People have found it harder to talk to and engage with neighbours, friends and family on a regular basis and become cut off.

This has heightened feelings and fears of isolation and increased some people’s reliance on alcohol or other substances such as drugs.

Martin also said that mental health services have been fragmented and often people with problems simply didn’t know where to go.

Market Harborough Crisis Café is the third of its kind in Leicestershire, with two others operating in Leicester city centre and Loughborough.

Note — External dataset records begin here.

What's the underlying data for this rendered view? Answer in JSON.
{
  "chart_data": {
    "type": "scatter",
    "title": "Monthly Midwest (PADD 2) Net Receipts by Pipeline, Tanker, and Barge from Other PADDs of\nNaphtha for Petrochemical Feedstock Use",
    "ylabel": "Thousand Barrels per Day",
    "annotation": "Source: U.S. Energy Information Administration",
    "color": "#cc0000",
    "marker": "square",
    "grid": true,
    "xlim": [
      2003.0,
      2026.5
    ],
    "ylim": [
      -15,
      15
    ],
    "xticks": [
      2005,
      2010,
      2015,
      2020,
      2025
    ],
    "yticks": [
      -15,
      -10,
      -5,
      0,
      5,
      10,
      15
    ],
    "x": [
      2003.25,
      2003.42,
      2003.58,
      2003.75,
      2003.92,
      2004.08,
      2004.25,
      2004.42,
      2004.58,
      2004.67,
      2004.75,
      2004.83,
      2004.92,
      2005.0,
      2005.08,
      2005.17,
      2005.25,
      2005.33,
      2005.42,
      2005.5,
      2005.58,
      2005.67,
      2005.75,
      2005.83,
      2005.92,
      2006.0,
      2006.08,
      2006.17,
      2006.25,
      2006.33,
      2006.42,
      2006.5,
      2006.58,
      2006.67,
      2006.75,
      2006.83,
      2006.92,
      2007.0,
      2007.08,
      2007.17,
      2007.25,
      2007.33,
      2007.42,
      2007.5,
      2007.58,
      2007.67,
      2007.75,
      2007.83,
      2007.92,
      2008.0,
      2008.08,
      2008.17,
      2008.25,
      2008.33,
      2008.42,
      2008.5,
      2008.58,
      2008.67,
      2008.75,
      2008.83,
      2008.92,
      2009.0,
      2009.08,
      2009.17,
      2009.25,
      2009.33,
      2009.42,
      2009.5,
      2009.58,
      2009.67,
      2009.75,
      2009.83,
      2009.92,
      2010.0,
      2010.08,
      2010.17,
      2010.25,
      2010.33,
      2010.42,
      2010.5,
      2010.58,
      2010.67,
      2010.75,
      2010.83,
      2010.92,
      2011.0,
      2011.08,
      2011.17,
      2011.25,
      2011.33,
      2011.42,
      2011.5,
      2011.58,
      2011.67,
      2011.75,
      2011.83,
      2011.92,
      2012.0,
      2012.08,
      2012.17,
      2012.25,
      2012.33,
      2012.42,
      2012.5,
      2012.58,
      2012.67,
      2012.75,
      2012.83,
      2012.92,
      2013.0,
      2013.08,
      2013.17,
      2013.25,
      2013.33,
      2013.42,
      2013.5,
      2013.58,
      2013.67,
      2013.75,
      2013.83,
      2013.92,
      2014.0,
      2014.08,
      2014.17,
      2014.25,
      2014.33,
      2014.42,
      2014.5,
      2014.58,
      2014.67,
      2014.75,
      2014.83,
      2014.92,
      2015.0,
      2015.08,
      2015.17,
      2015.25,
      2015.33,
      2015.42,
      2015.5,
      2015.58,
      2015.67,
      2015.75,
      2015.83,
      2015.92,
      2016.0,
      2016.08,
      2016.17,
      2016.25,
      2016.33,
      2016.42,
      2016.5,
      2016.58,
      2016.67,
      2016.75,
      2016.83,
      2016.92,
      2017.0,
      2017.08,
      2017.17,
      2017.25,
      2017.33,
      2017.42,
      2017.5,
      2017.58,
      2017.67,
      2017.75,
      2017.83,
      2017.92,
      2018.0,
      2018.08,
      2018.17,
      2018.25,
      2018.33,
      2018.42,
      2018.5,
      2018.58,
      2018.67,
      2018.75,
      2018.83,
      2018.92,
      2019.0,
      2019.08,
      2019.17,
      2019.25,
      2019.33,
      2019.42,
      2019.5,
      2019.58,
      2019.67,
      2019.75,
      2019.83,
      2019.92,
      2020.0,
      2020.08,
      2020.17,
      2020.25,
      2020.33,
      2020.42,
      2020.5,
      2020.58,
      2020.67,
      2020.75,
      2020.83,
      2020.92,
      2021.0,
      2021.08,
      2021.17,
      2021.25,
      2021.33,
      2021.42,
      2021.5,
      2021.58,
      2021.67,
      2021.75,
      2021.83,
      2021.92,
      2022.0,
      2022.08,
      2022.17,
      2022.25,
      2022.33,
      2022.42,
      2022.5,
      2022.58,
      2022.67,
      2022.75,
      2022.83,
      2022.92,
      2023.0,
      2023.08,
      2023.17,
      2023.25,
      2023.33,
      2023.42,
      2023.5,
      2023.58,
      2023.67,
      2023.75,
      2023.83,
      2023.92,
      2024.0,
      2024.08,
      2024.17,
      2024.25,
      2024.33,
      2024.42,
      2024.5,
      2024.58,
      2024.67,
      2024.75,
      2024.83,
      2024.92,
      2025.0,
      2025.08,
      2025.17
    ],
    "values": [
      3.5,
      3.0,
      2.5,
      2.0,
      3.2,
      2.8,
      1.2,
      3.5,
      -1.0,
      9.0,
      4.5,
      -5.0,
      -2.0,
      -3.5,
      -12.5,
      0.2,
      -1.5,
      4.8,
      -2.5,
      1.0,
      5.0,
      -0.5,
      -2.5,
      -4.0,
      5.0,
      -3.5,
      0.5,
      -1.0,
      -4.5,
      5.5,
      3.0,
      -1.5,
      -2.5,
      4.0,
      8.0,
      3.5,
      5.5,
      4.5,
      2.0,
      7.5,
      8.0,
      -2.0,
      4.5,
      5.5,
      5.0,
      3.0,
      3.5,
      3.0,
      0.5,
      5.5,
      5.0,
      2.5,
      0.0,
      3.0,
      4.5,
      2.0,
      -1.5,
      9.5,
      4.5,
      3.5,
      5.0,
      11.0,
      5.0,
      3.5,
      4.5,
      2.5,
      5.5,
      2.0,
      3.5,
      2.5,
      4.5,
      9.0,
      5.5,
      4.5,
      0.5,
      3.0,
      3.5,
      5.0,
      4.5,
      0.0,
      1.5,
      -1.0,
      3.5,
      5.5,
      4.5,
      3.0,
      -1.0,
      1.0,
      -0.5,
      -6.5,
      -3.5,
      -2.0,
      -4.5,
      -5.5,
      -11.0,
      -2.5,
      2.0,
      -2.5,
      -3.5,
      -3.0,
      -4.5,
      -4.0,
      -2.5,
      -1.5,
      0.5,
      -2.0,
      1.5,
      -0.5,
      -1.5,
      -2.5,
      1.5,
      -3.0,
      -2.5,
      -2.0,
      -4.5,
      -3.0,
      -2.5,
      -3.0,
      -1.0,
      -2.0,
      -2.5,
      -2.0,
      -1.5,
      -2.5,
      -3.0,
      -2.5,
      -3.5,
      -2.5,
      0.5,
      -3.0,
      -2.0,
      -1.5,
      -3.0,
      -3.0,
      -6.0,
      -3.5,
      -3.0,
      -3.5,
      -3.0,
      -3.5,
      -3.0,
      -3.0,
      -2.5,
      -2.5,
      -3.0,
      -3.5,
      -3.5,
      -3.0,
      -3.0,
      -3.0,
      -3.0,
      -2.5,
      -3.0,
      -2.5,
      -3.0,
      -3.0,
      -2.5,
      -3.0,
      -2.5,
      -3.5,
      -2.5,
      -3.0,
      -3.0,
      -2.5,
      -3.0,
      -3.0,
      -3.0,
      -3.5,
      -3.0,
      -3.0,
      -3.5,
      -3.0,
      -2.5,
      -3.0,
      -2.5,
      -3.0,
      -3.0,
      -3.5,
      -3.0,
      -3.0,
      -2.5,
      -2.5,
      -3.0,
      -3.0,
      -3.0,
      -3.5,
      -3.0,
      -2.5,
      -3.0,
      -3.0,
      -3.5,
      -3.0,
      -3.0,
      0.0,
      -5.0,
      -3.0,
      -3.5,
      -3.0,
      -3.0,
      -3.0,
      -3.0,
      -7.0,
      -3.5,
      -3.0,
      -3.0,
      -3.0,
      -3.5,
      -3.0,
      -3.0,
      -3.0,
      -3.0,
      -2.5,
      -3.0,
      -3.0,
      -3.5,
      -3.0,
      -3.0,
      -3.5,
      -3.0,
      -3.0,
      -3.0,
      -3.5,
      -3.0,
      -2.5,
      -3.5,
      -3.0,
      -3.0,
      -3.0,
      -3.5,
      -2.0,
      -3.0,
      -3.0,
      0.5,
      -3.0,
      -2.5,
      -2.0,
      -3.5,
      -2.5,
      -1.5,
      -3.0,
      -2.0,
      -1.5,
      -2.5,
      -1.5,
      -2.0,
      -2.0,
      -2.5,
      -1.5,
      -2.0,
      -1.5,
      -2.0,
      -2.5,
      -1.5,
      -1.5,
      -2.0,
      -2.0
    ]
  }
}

The drop-in service provides a safe, private space for those who are struggling as well as one-to-one sessions where they can learn practical coping strategies.

It can also make referrals, if required, to more specialist support, which previously could only be done by a GP.

The charity has also started linking up with the local farming community and Women’s Institute groups to talk to them about mental health issues.

Staff are also seeking opportunities to connect with more local organisations - and are hoping to open a new Crisis Café in Rutland.

“What I would say to anyone who is unsure whether to pop along is, just do it - come down and talk to us.

“Walking through the door is often the hard bit, but once people do, they are immediately glad they did,” added Martin.

“We welcome people of all backgrounds, no issue is off limits - and if we can help you then we will.”

The Crisis Café is open, without appointments, from 12noon–8pm every Wednesday at The Symington Building on Adam and Eve Street.

And if you do not want to attend in person you can call 0808 800 3302 to talk and get support instead.